Anyway, there are two points to mention about the latlng field.
Convert geometry to string of "nn.nnnnn,mmm.mmmmm"
You need to convert a geometry (or any other spatial data type) field to char when you import it to Solr. If you simply wrote the following,
select id, name, latlng from sometable
you would get the error below:
org.apache.solr.common.SolrException: org.apache.lucene.spatial.tier.InvalidGeoException: incompatible dimension (2) and values ([B@1b56848). Only 0 values specified at org.apache.solr.schema.LatLonType.createFields(LatLonType.java:69) at org.apache.solr.update.DocumentBuilder.addField(DocumentBuilder.java:198) at org.apache.solr.update.DocumentBuilder.toDocument(DocumentBuilder.java:276) at org.apache.solr.update.processor.RunUpdateProcessor.processAdd(RunUpdateProcessorFactory.java:60) at org.apache.solr.update.processor.LogUpdateProcessor.processAdd(LogUpdateProcessorFactory.java:115) at org.apache.solr.handler.dataimport.SolrWriter.upload(SolrWriter.java:73) at org.apache.solr.handler.dataimport.DataImportHandler$1.upload(DataImportHandler.java:292) at org.apache.solr.handler.dataimport.DocBuilder.buildDocument(DocBuilder.java:636) at org.apache.solr.handler.dataimport.DocBuilder.doFullDump(DocBuilder.java:268) at org.apache.solr.handler.dataimport.DocBuilder.execute(DocBuilder.java:187) at org.apache.solr.handler.dataimport.DataImporter.doFullImport(DataImporter.java:359) at org.apache.solr.handler.dataimport.DataImporter.runCmd(DataImporter.java:427) at org.apache.solr.handler.dataimport.DataImporter$1.run(DataImporter.java:408)
Import and search
Now, it's ready to import.

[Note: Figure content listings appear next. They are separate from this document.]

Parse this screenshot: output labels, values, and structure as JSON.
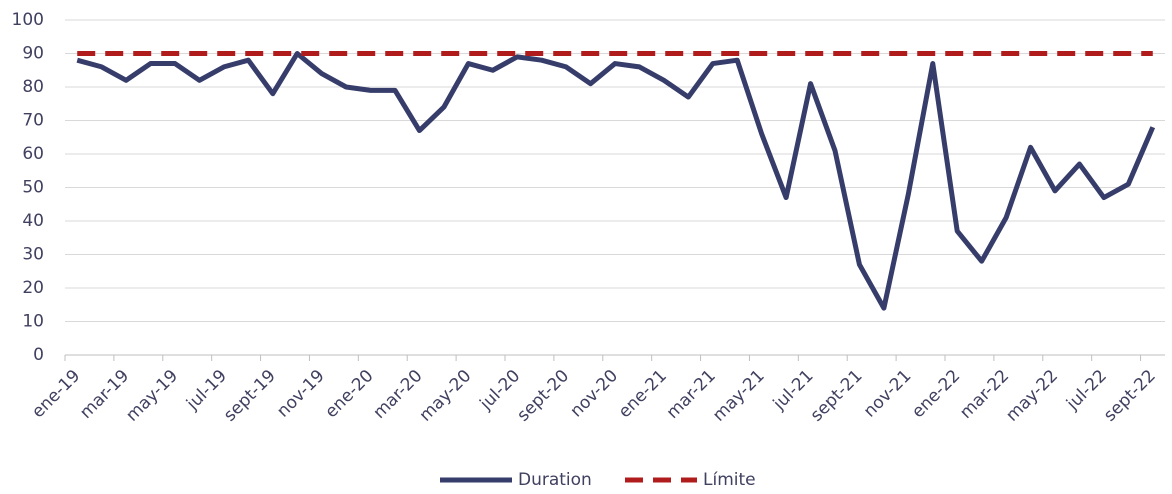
{
  "chart_data": {
    "type": "line",
    "categories": [
      "ene-19",
      null,
      "mar-19",
      null,
      "may-19",
      null,
      "jul-19",
      null,
      "sept-19",
      null,
      "nov-19",
      null,
      "ene-20",
      null,
      "mar-20",
      null,
      "may-20",
      null,
      "jul-20",
      null,
      "sept-20",
      null,
      "nov-20",
      null,
      "ene-21",
      null,
      "mar-21",
      null,
      "may-21",
      null,
      "jul-21",
      null,
      "sept-21",
      null,
      "nov-21",
      null,
      "ene-22",
      null,
      "mar-22",
      null,
      "may-22",
      null,
      "jul-22",
      null,
      "sept-22"
    ],
    "series": [
      {
        "name": "Duration",
        "color": "#363d6a",
        "dashed": false,
        "values": [
          88,
          86,
          82,
          87,
          87,
          82,
          86,
          88,
          78,
          90,
          84,
          80,
          79,
          79,
          67,
          74,
          87,
          85,
          89,
          88,
          86,
          81,
          87,
          86,
          82,
          77,
          87,
          88,
          66,
          47,
          81,
          61,
          27,
          14,
          48,
          87,
          37,
          28,
          41,
          62,
          49,
          57,
          47,
          51,
          68
        ]
      },
      {
        "name": "Límite",
        "color": "#b01c1c",
        "dashed": true,
        "values": [
          90,
          90,
          90,
          90,
          90,
          90,
          90,
          90,
          90,
          90,
          90,
          90,
          90,
          90,
          90,
          90,
          90,
          90,
          90,
          90,
          90,
          90,
          90,
          90,
          90,
          90,
          90,
          90,
          90,
          90,
          90,
          90,
          90,
          90,
          90,
          90,
          90,
          90,
          90,
          90,
          90,
          90,
          90,
          90,
          90
        ]
      }
    ],
    "ylim": [
      0,
      100
    ],
    "yticks": [
      0,
      10,
      20,
      30,
      40,
      50,
      60,
      70,
      80,
      90,
      100
    ],
    "grid": true,
    "legend": "bottom"
  }
}
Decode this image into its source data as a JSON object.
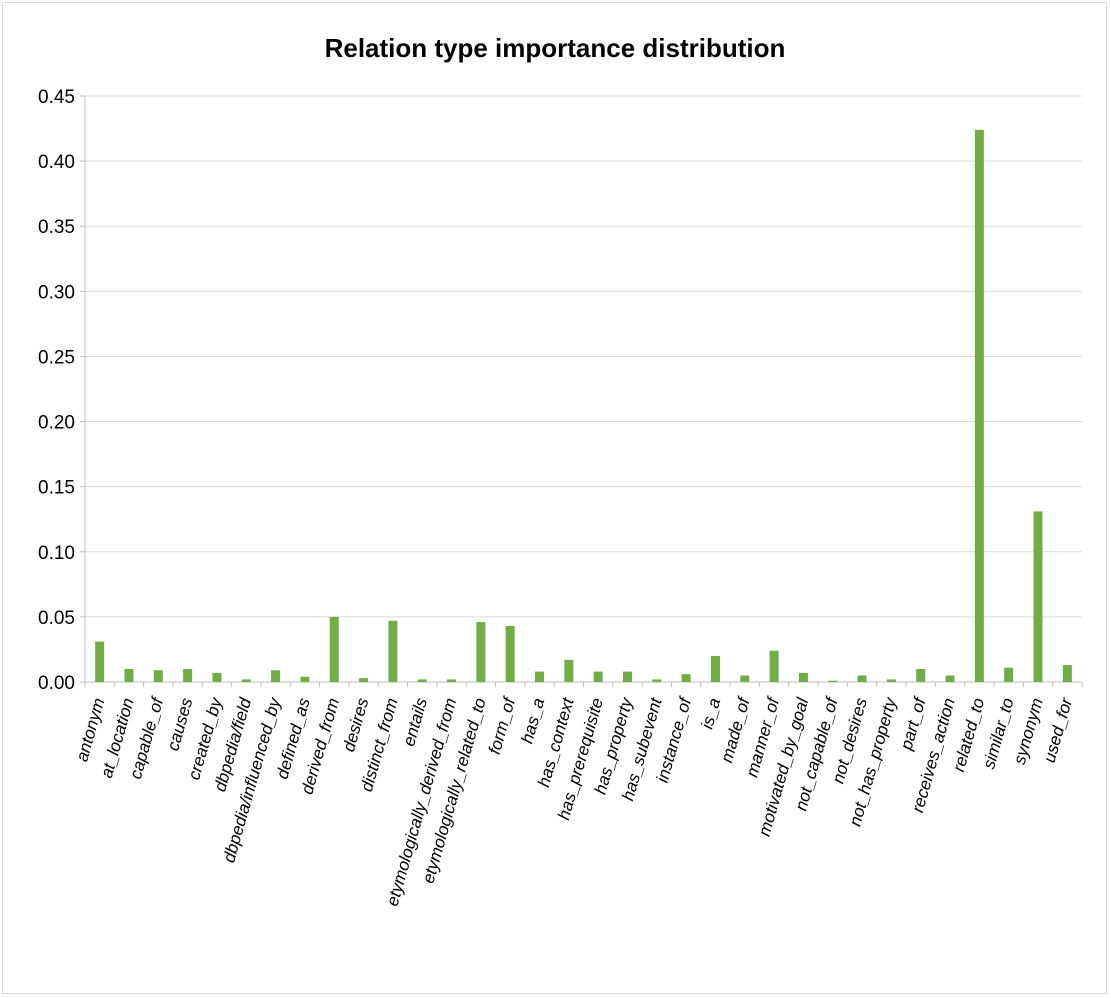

Hit the following URL as usual and that's it.
http://localhost:8983/solr/db/dataimport?command=full-import
To search a spatial index, you can use filters. See this page on the wiki for more details.
Conclusion
It's relatively easy to implement a system that requires full text and spatial search features at the same time using Solr. Now, I need to do performance test and some such for production use.